Ever “sweetened” a cup of tea with salt or mistaken a chocolate laxative for the real thing? At times being in the company of people can be like that —distasteful and crappy. Negative and overly critical people can be the human equivalent of diarrhea, the shadow in the sunshine of existence. Let's be honest, a lot of the time we are our own worst best friend, the fly in the soup of our life. We can become a cocktail of self-loathing — shaken not stirred — served with the depression of the daily grind. I believe it to be a human beverage, a brew gone horridly wrong. Kahlil Gibran writes, “ Our worst fault is the preoccupation with the faults of others.”   

In this article, it is my hope to expose the root of fault finding and practical remedies to overcome these maladies. Unnecessarily finding fault is a detour on our spiritual progression, one that strangles the spiritual seedlings within our hearts. 

Perhaps this rings a bell, “ I don’t mean to speak negatively about Mr. Jones but…” Or once we have exposed our critical thoughts and observations justify them by concluding with: “ I’m only pointing out these defects as an attempt to help”. Really? Are we honestly trying to assist or gorging at the teat of gossipy slander and hypocrisy?  It's been said that hypocrisy is the homage vice offers to virtue. 

A colossal chasm exists between constructive critique and damaging feedback.  If we are honorably wishing to aid an individual then our mindset needs to be one of positive affirmation and sincerity — being that persons’ ever well-wisher.  “ A critic is someone who never actually goes to the battle yet who afterward comes out shooting the wounded” ( Tyne Daly). 

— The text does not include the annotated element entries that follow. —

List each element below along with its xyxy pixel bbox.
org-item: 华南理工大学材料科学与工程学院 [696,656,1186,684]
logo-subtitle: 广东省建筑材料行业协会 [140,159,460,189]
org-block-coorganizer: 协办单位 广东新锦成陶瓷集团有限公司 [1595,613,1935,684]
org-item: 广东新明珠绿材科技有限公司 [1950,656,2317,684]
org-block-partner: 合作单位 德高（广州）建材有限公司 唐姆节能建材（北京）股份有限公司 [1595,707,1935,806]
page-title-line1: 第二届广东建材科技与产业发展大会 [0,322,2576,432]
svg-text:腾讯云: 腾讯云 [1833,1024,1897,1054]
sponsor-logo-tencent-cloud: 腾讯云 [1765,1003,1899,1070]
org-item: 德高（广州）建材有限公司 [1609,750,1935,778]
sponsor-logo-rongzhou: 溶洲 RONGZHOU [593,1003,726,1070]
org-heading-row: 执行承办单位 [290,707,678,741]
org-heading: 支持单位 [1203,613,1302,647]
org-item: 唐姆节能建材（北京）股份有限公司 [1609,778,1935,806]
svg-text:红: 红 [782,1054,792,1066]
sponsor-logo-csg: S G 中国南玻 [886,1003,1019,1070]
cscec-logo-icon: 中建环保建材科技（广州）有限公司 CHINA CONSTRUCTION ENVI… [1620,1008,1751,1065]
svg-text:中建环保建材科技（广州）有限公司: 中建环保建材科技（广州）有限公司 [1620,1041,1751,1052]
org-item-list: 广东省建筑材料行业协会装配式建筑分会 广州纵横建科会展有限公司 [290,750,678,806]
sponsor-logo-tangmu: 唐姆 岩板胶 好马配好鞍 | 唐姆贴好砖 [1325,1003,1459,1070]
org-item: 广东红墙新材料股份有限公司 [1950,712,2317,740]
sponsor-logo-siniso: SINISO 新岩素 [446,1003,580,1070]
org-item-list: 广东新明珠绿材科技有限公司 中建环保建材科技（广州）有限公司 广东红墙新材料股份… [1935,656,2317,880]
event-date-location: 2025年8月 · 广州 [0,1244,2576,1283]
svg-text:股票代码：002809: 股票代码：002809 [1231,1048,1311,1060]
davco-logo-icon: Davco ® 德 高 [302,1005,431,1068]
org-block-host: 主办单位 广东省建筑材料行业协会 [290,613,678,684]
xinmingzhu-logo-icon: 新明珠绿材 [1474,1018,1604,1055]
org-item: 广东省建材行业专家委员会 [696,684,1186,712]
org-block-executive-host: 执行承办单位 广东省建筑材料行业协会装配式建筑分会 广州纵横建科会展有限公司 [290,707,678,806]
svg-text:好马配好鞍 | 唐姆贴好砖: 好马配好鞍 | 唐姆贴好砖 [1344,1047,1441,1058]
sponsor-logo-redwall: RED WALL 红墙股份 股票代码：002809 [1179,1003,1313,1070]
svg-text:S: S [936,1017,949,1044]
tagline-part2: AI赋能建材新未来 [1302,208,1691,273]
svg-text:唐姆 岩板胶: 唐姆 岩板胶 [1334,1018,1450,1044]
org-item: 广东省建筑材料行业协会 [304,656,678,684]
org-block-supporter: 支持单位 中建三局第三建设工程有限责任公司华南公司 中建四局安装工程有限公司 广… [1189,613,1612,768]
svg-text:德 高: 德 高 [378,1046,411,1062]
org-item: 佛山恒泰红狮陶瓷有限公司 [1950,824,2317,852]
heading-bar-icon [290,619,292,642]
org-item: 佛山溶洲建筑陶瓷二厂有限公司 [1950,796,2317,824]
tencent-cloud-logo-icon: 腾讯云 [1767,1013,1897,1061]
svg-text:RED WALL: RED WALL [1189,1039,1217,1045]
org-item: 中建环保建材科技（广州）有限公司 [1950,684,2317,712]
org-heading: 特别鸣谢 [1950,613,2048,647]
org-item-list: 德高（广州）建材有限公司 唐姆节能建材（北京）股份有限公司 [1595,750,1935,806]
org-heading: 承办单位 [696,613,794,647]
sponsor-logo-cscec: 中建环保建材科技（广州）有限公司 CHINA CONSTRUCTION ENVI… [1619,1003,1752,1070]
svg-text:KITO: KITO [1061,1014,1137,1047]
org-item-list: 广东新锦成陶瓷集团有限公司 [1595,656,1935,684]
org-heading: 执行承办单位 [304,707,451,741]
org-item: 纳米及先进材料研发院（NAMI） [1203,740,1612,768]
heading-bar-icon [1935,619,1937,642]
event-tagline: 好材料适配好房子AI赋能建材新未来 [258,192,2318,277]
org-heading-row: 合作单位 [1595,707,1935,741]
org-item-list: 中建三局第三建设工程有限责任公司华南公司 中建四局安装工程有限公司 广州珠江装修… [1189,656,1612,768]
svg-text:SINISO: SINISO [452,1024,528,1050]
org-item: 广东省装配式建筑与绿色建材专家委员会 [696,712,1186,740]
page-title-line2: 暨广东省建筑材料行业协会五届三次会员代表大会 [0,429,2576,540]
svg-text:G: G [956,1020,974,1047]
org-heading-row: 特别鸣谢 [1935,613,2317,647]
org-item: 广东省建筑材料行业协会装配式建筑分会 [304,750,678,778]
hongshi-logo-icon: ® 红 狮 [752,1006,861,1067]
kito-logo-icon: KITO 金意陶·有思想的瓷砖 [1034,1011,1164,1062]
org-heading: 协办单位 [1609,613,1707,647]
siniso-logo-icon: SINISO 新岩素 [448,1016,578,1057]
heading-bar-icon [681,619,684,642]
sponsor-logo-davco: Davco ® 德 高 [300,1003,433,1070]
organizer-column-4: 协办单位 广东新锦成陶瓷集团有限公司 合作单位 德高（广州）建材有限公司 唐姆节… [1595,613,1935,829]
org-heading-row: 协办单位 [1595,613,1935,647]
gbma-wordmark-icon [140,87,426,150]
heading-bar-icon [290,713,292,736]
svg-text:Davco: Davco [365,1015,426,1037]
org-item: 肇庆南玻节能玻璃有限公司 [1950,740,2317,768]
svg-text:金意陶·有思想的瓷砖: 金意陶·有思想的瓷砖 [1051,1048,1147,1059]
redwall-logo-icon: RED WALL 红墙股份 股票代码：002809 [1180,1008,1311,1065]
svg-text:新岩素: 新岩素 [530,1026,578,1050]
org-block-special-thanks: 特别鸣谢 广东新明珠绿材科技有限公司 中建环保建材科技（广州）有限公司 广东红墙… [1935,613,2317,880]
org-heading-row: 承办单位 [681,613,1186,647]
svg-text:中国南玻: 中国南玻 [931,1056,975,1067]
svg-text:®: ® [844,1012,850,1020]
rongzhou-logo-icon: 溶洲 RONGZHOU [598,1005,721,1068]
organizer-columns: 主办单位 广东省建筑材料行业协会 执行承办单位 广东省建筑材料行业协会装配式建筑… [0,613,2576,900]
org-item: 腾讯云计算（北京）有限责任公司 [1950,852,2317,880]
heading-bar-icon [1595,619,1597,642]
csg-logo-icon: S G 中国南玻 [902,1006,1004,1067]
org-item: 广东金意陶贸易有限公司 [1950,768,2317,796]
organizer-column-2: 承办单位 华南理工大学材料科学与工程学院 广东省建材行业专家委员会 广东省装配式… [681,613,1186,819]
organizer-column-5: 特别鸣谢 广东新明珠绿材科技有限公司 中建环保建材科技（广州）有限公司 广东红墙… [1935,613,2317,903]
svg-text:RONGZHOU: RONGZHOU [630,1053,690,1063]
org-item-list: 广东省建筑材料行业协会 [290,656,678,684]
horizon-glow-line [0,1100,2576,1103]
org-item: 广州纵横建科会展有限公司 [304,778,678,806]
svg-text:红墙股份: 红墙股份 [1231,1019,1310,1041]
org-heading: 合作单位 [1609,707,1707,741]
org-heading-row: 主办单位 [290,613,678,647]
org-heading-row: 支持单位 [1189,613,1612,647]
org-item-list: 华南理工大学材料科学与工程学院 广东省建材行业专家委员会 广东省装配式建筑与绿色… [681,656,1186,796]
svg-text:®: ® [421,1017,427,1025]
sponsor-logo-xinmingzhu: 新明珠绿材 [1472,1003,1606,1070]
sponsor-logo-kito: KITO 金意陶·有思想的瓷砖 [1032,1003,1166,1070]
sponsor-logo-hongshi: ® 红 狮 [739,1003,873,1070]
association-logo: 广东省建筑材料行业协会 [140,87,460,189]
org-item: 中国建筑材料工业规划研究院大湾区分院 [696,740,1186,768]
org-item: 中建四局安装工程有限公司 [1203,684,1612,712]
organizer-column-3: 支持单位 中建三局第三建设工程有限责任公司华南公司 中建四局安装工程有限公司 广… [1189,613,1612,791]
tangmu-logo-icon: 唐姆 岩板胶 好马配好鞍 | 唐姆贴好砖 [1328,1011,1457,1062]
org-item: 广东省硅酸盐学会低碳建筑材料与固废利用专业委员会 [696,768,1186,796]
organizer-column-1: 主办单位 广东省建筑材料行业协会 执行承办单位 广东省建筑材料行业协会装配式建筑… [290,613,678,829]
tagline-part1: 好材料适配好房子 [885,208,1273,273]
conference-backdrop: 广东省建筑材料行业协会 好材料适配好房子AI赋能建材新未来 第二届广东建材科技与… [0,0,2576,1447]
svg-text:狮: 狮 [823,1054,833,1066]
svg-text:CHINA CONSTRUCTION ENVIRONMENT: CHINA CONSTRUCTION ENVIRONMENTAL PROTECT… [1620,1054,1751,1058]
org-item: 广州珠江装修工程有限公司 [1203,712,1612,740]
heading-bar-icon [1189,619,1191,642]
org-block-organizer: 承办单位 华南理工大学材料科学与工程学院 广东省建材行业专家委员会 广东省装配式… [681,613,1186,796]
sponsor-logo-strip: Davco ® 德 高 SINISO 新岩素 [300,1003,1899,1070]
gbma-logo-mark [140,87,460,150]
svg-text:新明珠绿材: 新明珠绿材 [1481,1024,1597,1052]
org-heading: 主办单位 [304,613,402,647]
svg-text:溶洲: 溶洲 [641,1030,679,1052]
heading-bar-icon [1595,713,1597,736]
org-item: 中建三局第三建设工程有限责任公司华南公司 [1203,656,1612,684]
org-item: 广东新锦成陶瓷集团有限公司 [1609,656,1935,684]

We should analyze our motives when being critical. Many people find it difficult to tolerate the shortcomings of others that they themselves possess. Do you wish to help a friend or family member with an issue they struggle with?  Splendid! First, begin with yourself. Criticism can be deceptive, a form of internal espionage. It can be an attempt at self-aggrandizement at the expense of faults and frailties of another. If I can point out the perceived blazing forest fire in your life then my burning curtains are not such a catastrophe. This is known as displacement, an unhealthy psychological release of energy by projecting your shortcomings onto the other. One should be honest and sensitive to the needs of others. Alice Duer Miller points out that if it's painful to critique your friends — you’re safe in doing it. However, if you take the slightest pleasure in it — then bite your tongue. 

If you truly have the person's best interests at heart then offer assistance. Don’t just cut them down rather build them up. Administer caring advise and informed suggestions. For the most part, encourage people to try their best, we all have our strengths and limitations. Accept people for who they are, with imperfections and blemishes. Let them be the person that they are and not the one you want them to be. In so doing you can go from fault finder to love finder. Abraham Lincoln advocated, “ He has a right to criticize who has a heart to help.”  

Whoever said sticks and stones may break my bones but words will never hurt me was possibly never pierced by the arrows of harsh words. Abrasive words cut resulting in emotional and psychological trauma that scars more than just flesh. The human spirit is fragile. Be gentle, kind and empathetic when feelings and emotions of others are at stake. Insensitivity can break a heart, belittle an individual and foster resentment within relationships. If someone throws a stone at you — you should kill them, with kindness — throw at them a flower. Thou do remember to remove the flower pot.